When working with clients and attempting to develop a more-positive approach to problem solutions or thinking solutions, I would ask, “Where’s the saber-toothed tiger?” Many times, we are simply reacting by throwing an old pattern at it without seeing if the tiger really was in the room or if we just thought it was.

A traumatic event can have us developing an extreme response to prevent the pain. Is the tiger in the room? In an emergency, we are going to react with the old tools we have used in the past. Check your toolbox: thoughts, feelings and behaviors are interconnected.

Develop a healthy response before an emergency.

Ask: Is this a thought or is this really happening? Is this an emergency? We will react. If not a risk, take time to respond by relaxing.

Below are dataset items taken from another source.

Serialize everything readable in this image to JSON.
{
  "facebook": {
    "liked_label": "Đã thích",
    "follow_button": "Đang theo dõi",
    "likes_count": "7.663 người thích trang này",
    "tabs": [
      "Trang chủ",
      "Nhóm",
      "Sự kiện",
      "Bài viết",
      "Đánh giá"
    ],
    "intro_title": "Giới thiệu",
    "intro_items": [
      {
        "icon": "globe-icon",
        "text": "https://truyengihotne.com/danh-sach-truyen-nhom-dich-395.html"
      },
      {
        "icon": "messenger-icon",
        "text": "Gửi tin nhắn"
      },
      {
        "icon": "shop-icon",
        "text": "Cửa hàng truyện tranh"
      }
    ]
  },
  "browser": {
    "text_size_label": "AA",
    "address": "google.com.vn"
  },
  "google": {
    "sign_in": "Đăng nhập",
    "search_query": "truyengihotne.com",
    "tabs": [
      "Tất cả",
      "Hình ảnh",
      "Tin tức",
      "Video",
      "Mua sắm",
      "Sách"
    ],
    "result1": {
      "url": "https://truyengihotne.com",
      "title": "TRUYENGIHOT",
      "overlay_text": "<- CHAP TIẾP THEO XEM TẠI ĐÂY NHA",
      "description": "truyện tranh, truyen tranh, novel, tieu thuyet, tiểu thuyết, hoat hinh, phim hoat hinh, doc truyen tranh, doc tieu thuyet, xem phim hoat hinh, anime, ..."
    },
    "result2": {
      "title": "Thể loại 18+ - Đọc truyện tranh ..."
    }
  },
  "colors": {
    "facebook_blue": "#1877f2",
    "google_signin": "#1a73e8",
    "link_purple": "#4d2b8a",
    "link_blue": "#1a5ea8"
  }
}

Ask: Can I do something about this? If yes, do it. If no, I cannot do anything, then accept.

Relax: Check your breathing and bodily reaction. Pause. Slow breathe to slow heart rate.

Anchor: Anchor your mental presence by visualizing a root going into the earth and anchoring your body. Slowly breathe to regain calm.

Self talk to soothe: Check your thinking and what you are telling yourself: I’m OK, there is no danger, I can take time to plan or accomplish this situation. I can do this.

Take time: Where appropriate to meditate: breathe, positive thought, mindfulness and calm.

Meditate: When home, find an appropriate place to relax and take a few minutes to utilize meditation music on social streaming. Select guided imagery and the author will give instructions during meditation.

As you learn these methods, your negative thoughts and impressions will diminish, more-realistic thinking will take place and you will begin to feel better emotionally.
Have a very Happy New Year.

Harriet Phelps is a retired psychologist and a volunteer at Be Awesome Youth Coalition and Maricopa Senior Center.